What are the main differences between HIPAA and 42 CFR Part 2?

HIPAA permits many disclosures for treatment, payment, and operations without patient authorization, subject to minimum necessary limits. Part 2 generally requires written patient consent before releasing SUD records and strictly limits redisclosure, with narrow exceptions such as medical emergencies, research, audits, and special court orders.

How does Texas law enhance substance abuse record privacy?

Texas strengthens privacy by applying rules broadly to entities handling PHI in the state, shortening response timelines for patient access, and layering additional confidentiality for mental health and counseling records. These state requirements operate alongside HIPAA and Part 2, and the most protective rule typically controls.

When can law enforcement access substance abuse treatment records?

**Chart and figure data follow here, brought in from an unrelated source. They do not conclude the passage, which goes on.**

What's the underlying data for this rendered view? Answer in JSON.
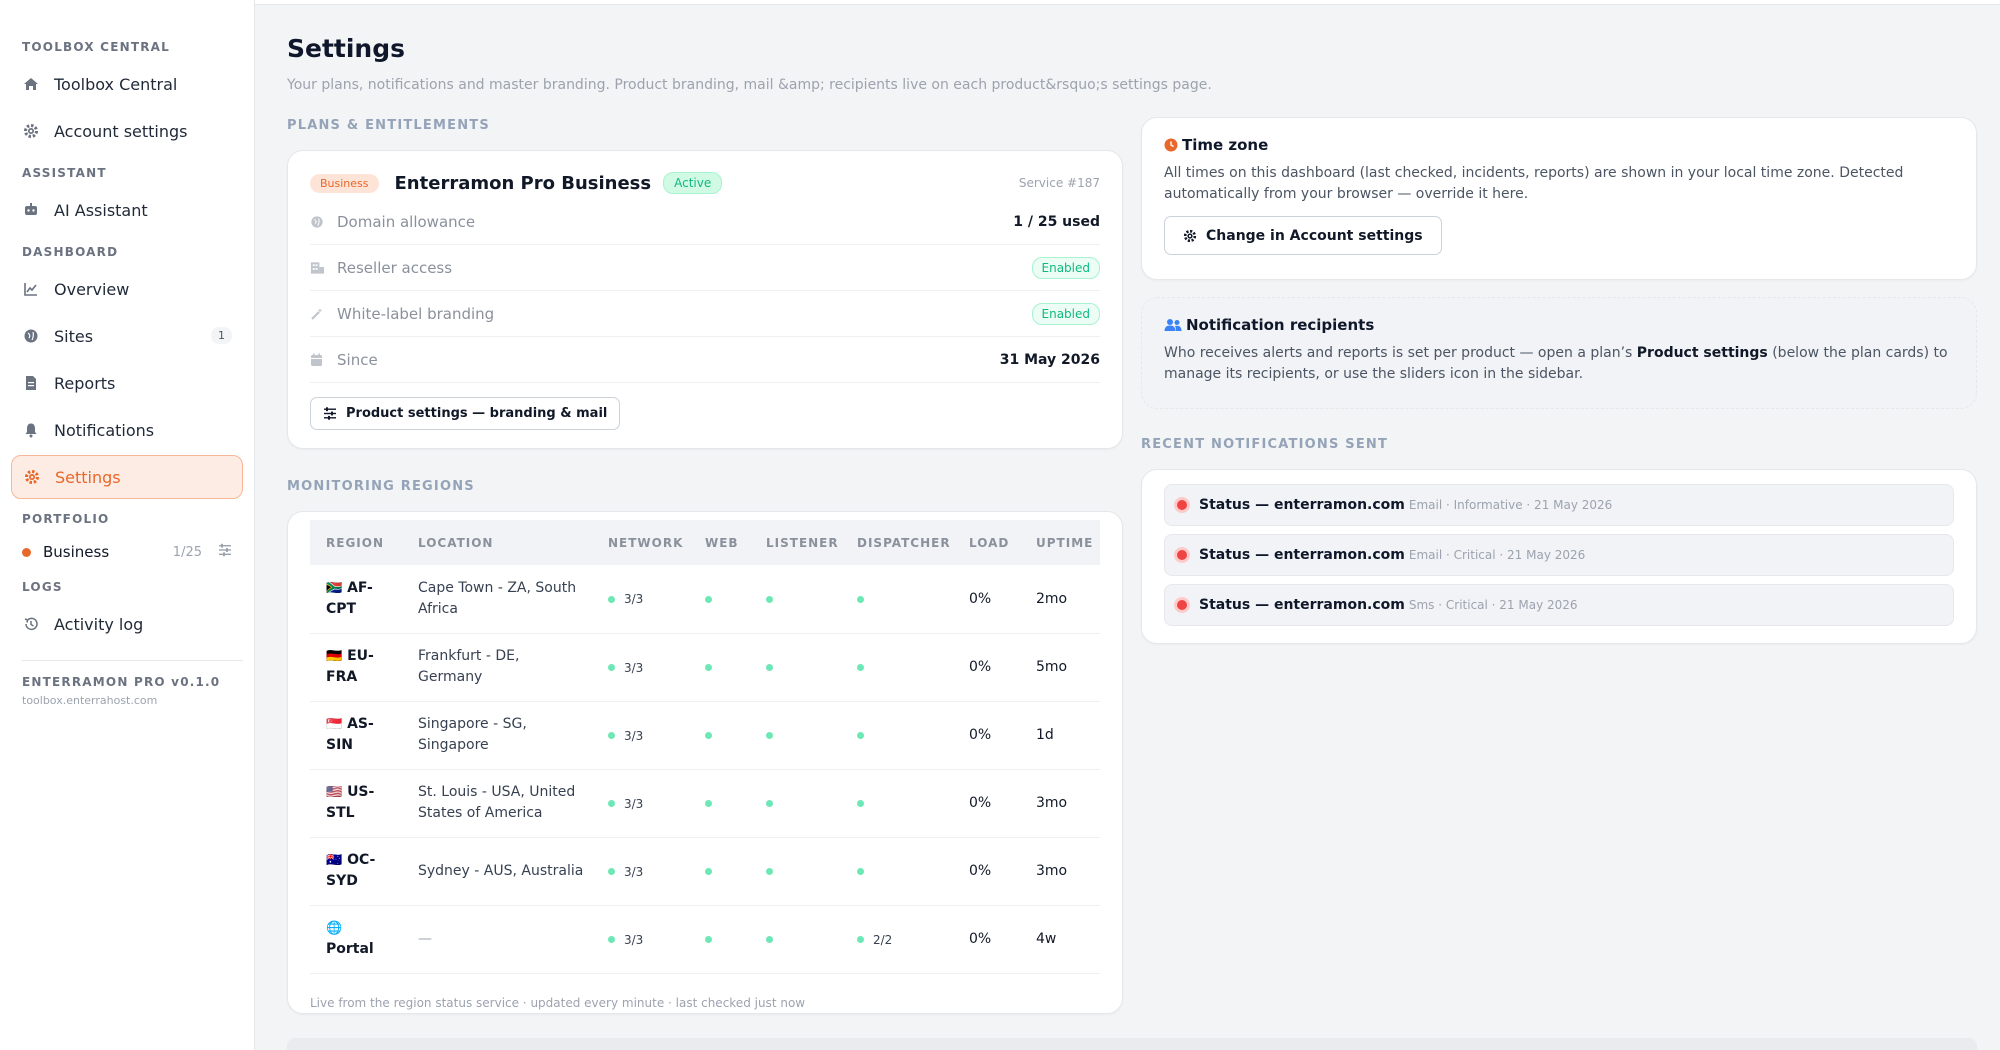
{
  "sidebar": {
    "sections": [
      {
        "title": "TOOLBOX CENTRAL",
        "items": [
          {
            "label": "Toolbox Central",
            "icon": "home-icon"
          },
          {
            "label": "Account settings",
            "icon": "gear-icon"
          }
        ]
      },
      {
        "title": "ASSISTANT",
        "items": [
          {
            "label": "AI Assistant",
            "icon": "robot-icon"
          }
        ]
      },
      {
        "title": "DASHBOARD",
        "items": [
          {
            "label": "Overview",
            "icon": "chart-line-icon"
          },
          {
            "label": "Sites",
            "icon": "globe-icon",
            "badge": "1"
          },
          {
            "label": "Reports",
            "icon": "file-icon"
          },
          {
            "label": "Notifications",
            "icon": "bell-icon"
          },
          {
            "label": "Settings",
            "icon": "gear-icon",
            "active": true
          }
        ]
      }
    ],
    "portfolio_title": "PORTFOLIO",
    "portfolio_item": {
      "label": "Business",
      "count": "1/25"
    },
    "logs_title": "LOGS",
    "logs_item": {
      "label": "Activity log",
      "icon": "history-icon"
    },
    "version": "ENTERRAMON PRO v0.1.0",
    "host": "toolbox.enterrahost.com"
  },
  "page": {
    "title": "Settings",
    "subtitle": "Your plans, notifications and master branding. Product branding, mail &amp; recipients live on each product&rsquo;s settings page."
  },
  "plans": {
    "section_label": "PLANS & ENTITLEMENTS",
    "tier_badge": "Business",
    "name": "Enterramon Pro Business",
    "status_badge": "Active",
    "service_id": "Service #187",
    "rows": [
      {
        "label": "Domain allowance",
        "value": "1 / 25 used",
        "icon": "globe-icon"
      },
      {
        "label": "Reseller access",
        "badge": "Enabled",
        "icon": "store-icon"
      },
      {
        "label": "White-label branding",
        "badge": "Enabled",
        "icon": "wand-icon"
      },
      {
        "label": "Since",
        "value": "31 May 2026",
        "icon": "calendar-icon"
      }
    ],
    "product_settings_button": "Product settings — branding & mail"
  },
  "monitoring": {
    "section_label": "MONITORING REGIONS",
    "columns": [
      "REGION",
      "LOCATION",
      "NETWORK",
      "WEB",
      "LISTENER",
      "DISPATCHER",
      "LOAD",
      "UPTIME"
    ],
    "rows": [
      {
        "flag": "🇿🇦",
        "code": "AF-",
        "code2": "CPT",
        "loc1": "Cape Town - ZA, South",
        "loc2": "Africa",
        "network": "3/3",
        "dispatcher": "",
        "load": "0%",
        "uptime": "2mo"
      },
      {
        "flag": "🇩🇪",
        "code": "EU-",
        "code2": "FRA",
        "loc1": "Frankfurt - DE,",
        "loc2": "Germany",
        "network": "3/3",
        "dispatcher": "",
        "load": "0%",
        "uptime": "5mo"
      },
      {
        "flag": "🇸🇬",
        "code": "AS-",
        "code2": "SIN",
        "loc1": "Singapore - SG,",
        "loc2": "Singapore",
        "network": "3/3",
        "dispatcher": "",
        "load": "0%",
        "uptime": "1d"
      },
      {
        "flag": "🇺🇸",
        "code": "US-",
        "code2": "STL",
        "loc1": "St. Louis - USA, United",
        "loc2": "States of America",
        "network": "3/3",
        "dispatcher": "",
        "load": "0%",
        "uptime": "3mo"
      },
      {
        "flag": "🇦🇺",
        "code": "OC-",
        "code2": "SYD",
        "loc1": "Sydney - AUS, Australia",
        "loc2": "",
        "network": "3/3",
        "dispatcher": "",
        "load": "0%",
        "uptime": "3mo"
      },
      {
        "flag": "🌐",
        "code": "",
        "code2": "Portal",
        "loc1": "—",
        "loc2": "",
        "network": "3/3",
        "dispatcher": "2/2",
        "load": "0%",
        "uptime": "4w"
      }
    ],
    "footer": "Live from the region status service · updated every minute · last checked just now"
  },
  "timezone": {
    "title": "Time zone",
    "text": "All times on this dashboard (last checked, incidents, reports) are shown in your local time zone. Detected automatically from your browser — override it here.",
    "button": "Change in Account settings"
  },
  "recipients": {
    "title": "Notification recipients",
    "text_before": "Who receives alerts and reports is set per product — open a plan’s ",
    "text_bold": "Product settings",
    "text_after": " (below the plan cards) to manage its recipients, or use the sliders icon in the sidebar."
  },
  "recent": {
    "section_label": "RECENT NOTIFICATIONS SENT",
    "items": [
      {
        "title": "Status — enterramon.com",
        "meta": "Email · Informative · 21 May 2026"
      },
      {
        "title": "Status — enterramon.com",
        "meta": "Email · Critical · 21 May 2026"
      },
      {
        "title": "Status — enterramon.com",
        "meta": "Sms · Critical · 21 May 2026"
      }
    ]
  },
  "colors": {
    "accent": "#e8672a",
    "success": "#10b981",
    "danger": "#ef4444"
  }
}
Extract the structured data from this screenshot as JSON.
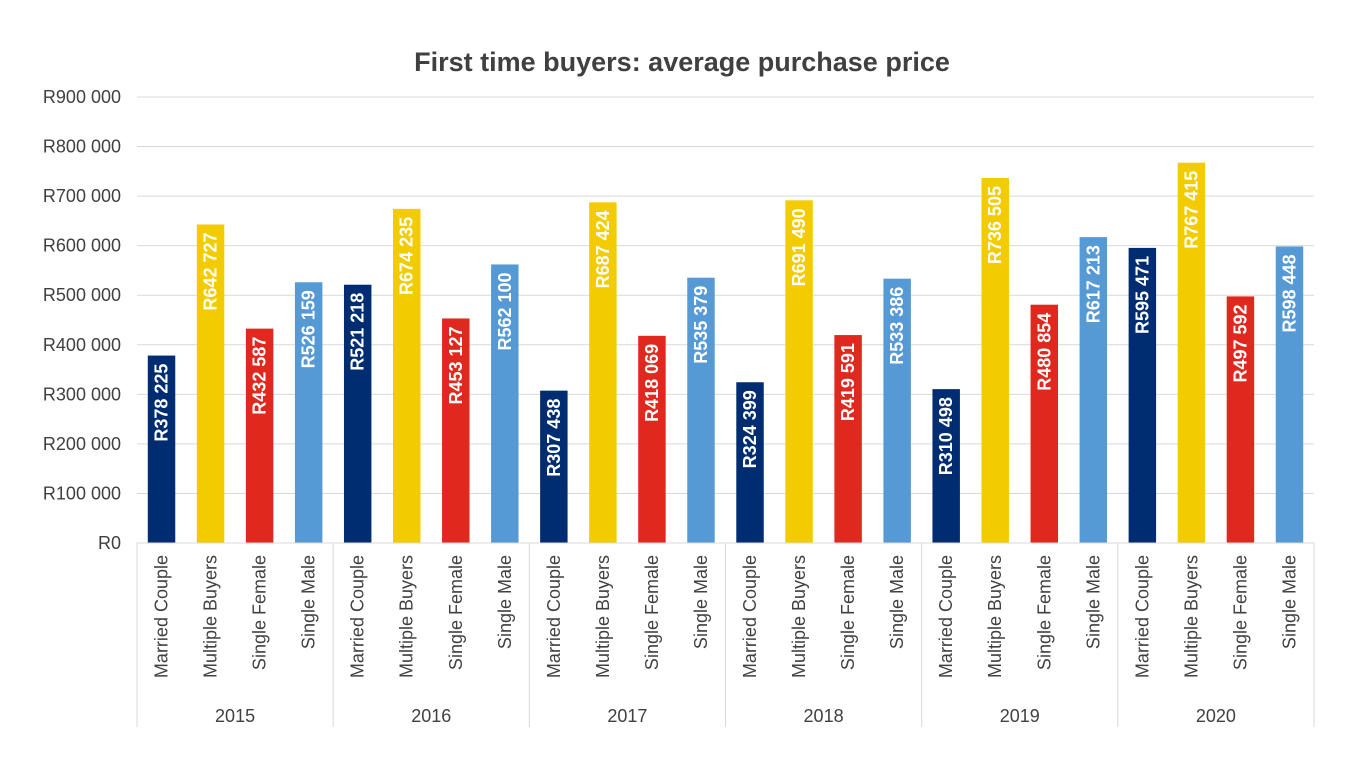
{
  "chart_data": {
    "type": "bar",
    "title": "First time buyers: average purchase price",
    "xlabel": "",
    "ylabel": "",
    "ylim": [
      0,
      900000
    ],
    "y_ticks": [
      "R0",
      "R100 000",
      "R200 000",
      "R300 000",
      "R400 000",
      "R500 000",
      "R600 000",
      "R700 000",
      "R800 000",
      "R900 000"
    ],
    "grid": true,
    "legend": "none",
    "groups": [
      "2015",
      "2016",
      "2017",
      "2018",
      "2019",
      "2020"
    ],
    "categories": [
      "Married Couple",
      "Multiple Buyers",
      "Single Female",
      "Single Male"
    ],
    "colors": [
      "#002D72",
      "#F2CC00",
      "#E0281E",
      "#5599D5"
    ],
    "values": [
      [
        378225,
        642727,
        432587,
        526159
      ],
      [
        521218,
        674235,
        453127,
        562100
      ],
      [
        307438,
        687424,
        418069,
        535379
      ],
      [
        324399,
        691490,
        419591,
        533386
      ],
      [
        310498,
        736505,
        480854,
        617213
      ],
      [
        595471,
        767415,
        497592,
        598448
      ]
    ],
    "data_labels": [
      [
        "R378 225",
        "R642 727",
        "R432 587",
        "R526 159"
      ],
      [
        "R521 218",
        "R674 235",
        "R453 127",
        "R562 100"
      ],
      [
        "R307 438",
        "R687 424",
        "R418 069",
        "R535 379"
      ],
      [
        "R324 399",
        "R691 490",
        "R419 591",
        "R533 386"
      ],
      [
        "R310 498",
        "R736 505",
        "R480 854",
        "R617 213"
      ],
      [
        "R595 471",
        "R767 415",
        "R497 592",
        "R598 448"
      ]
    ]
  }
}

Under HIPAA, disclosures may occur with proper legal process such as a warrant or qualifying subpoena. For Part 2 records, law enforcement generally needs a Part 2–compliant court order that shows good cause and narrowly limits what is released; routine subpoenas are not enough.

What rights do patients have to access and restrict their records?

Patients can access and obtain copies of their records, request amendments, seek restrictions on certain disclosures, and ask for confidential communications. In Texas, access deadlines are often shorter than HIPAA’s, and when Part 2 applies, patients control most disclosures of their SUD records through written consent.